Probier's einfach mal aus ....

Programm heißt: TeVeo VIDiO Suite


----------



## Thomas Lindner (7. September 2002)

@ Arne , weil Hinweis:

Also, habe mal deine Webseite besucht und festgestellt, das das Demogästebuch so aussieht, s. Bildanhang.

Nur ein freunfdlicher gutgemeinter Hinweis, keine Kritik!


----------



## RedZack (7. September 2002)

Finde ich interessant. Ich werde mich mal nach dem Programm erkundigen. Ich glaub aber der "patrique" will das die Datei auf dem Webserver haben.

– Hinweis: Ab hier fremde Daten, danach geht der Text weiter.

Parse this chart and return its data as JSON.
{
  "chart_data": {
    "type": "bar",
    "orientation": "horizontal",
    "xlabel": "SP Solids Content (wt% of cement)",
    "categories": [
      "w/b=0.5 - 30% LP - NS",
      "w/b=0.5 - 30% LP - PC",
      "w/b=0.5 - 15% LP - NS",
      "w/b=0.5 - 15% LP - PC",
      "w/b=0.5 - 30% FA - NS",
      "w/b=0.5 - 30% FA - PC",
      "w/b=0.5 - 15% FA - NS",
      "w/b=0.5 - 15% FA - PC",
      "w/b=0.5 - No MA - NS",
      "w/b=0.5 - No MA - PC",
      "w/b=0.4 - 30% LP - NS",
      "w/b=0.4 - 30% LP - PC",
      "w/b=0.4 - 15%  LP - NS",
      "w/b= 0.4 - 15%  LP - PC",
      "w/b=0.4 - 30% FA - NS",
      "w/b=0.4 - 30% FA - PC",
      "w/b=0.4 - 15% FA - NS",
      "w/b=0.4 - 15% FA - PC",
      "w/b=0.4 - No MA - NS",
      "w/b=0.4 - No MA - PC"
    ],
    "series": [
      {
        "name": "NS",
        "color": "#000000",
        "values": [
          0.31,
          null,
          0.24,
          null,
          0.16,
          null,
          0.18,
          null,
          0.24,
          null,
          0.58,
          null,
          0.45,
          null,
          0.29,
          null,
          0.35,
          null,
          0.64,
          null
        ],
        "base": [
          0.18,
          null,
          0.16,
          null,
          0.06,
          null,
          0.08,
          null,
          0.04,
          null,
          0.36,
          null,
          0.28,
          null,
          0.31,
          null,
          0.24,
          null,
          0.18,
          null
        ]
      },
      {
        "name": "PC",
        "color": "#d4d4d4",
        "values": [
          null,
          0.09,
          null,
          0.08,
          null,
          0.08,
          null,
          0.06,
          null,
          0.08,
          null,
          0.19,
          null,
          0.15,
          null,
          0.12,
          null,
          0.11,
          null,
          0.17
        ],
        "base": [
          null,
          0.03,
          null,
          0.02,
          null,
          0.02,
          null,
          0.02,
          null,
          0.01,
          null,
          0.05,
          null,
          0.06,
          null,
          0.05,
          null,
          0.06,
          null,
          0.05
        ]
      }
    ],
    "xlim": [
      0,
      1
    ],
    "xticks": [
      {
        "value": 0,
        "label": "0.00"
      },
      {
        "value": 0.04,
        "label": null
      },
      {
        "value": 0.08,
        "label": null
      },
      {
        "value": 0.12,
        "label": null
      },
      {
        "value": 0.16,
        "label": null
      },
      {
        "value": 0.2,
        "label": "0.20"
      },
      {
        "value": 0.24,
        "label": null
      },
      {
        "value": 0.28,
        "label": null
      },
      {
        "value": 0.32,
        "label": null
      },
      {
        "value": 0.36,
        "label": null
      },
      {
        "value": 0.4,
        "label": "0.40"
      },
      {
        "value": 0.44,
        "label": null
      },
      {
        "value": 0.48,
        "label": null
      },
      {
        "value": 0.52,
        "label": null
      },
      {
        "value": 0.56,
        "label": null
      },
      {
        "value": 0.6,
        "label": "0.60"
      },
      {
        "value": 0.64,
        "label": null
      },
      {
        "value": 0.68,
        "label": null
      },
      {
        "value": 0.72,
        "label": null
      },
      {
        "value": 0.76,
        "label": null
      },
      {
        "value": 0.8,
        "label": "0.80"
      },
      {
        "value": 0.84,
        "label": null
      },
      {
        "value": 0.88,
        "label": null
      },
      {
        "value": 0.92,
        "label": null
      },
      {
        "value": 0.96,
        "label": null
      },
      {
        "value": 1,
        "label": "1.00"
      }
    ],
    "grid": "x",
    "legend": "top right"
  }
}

Sonst müsste er ja rund um die Uhr online sein oder den Film nur zu bestimmten Zeiten "vorführen".



> _Original geschrieben von ArneE _
> *Hallo,
> 
> also, du könntest auf deine HP einen Link mit deiner dyn. IP und entsprechendem Port setzen und dann würden Besucher auf deine lokale WebCam zugreifen.
> ...


----------



## Arne Buchwald (7. September 2002)

Hallo,



> _Original geschrieben von Webcutdirektor _
> *
> 
> @ Arne , weil Hinweis:
> ...



Danke, werde ich nachher ändern.  Tja, das sind dann immer so die kleinen Dinge, die man bei einem Providerwechsel vergisst ....


----------



## patrique (7. September 2002)

Hi Leute!

Schön, daß Ihr das Problem mit dem Gästebuch jetzt geklärt habt *g*.

Danke an Arne für den Tip mit TeVeo, meine Überlegungen gehen schon in die Richtung Live-Video-Stream. Falls da noch jemand einen anderen Anbieter (möglicherweise sogar einen in Deutschland, ist aber kein Muß  ) empfehlen kann, wäre mein Abend gerettet.

MfG.
Patrique :smoke:


----------



## Arne Buchwald (7. September 2002)

Hallo,



> _Original geschrieben von patrique _
> *Schön, daß Ihr das Problem mit dem Gästebuch jetzt geklärt habt *g*.
> *


Ja, nech ...  



> *
> Danke an Arne für den Tip mit TeVeo, meine Überlegungen gehen schon in die Richtung Live-Video-Stream. Falls da noch jemand einen anderen Anbieter (möglicherweise sogar einen in Deutschland, ist aber kein Muß  ) empfehlen kann, wäre mein Abend gerettet.
> *


Also, meines Erachtens gibt es nur zwei Möglichkeiten. Du suchst dir - wie bereits erwähnt - einen Provider, der Streaming unterstützt (nicht gerade billig) oder du verlinkst auf deinen eigenen Rechner. Bei letzterem kannst du ja mittels eines kleinen Scriptes überprüfen, ob du bzw. deine Rechner online ist und dann bei Bestätigung darauf verlinken.


----------



## RedZack (8. September 2002)

das ein provider der streaming unterstützt zwangsläufig teuer ist stimmt so nicht ganz. ich wollte ja nicht zum spaß wissen welches format er streamen möchte. muss es denn unbedingt das neueste real format sein? es gibt inzwischen sogar kostenlose streaming server usw. aber: das format wäre wichtig.


----------



## Arne Buchwald (8. September 2002)

---> Provider: http://www.webhostlist.de und dann im Forum fragen


----------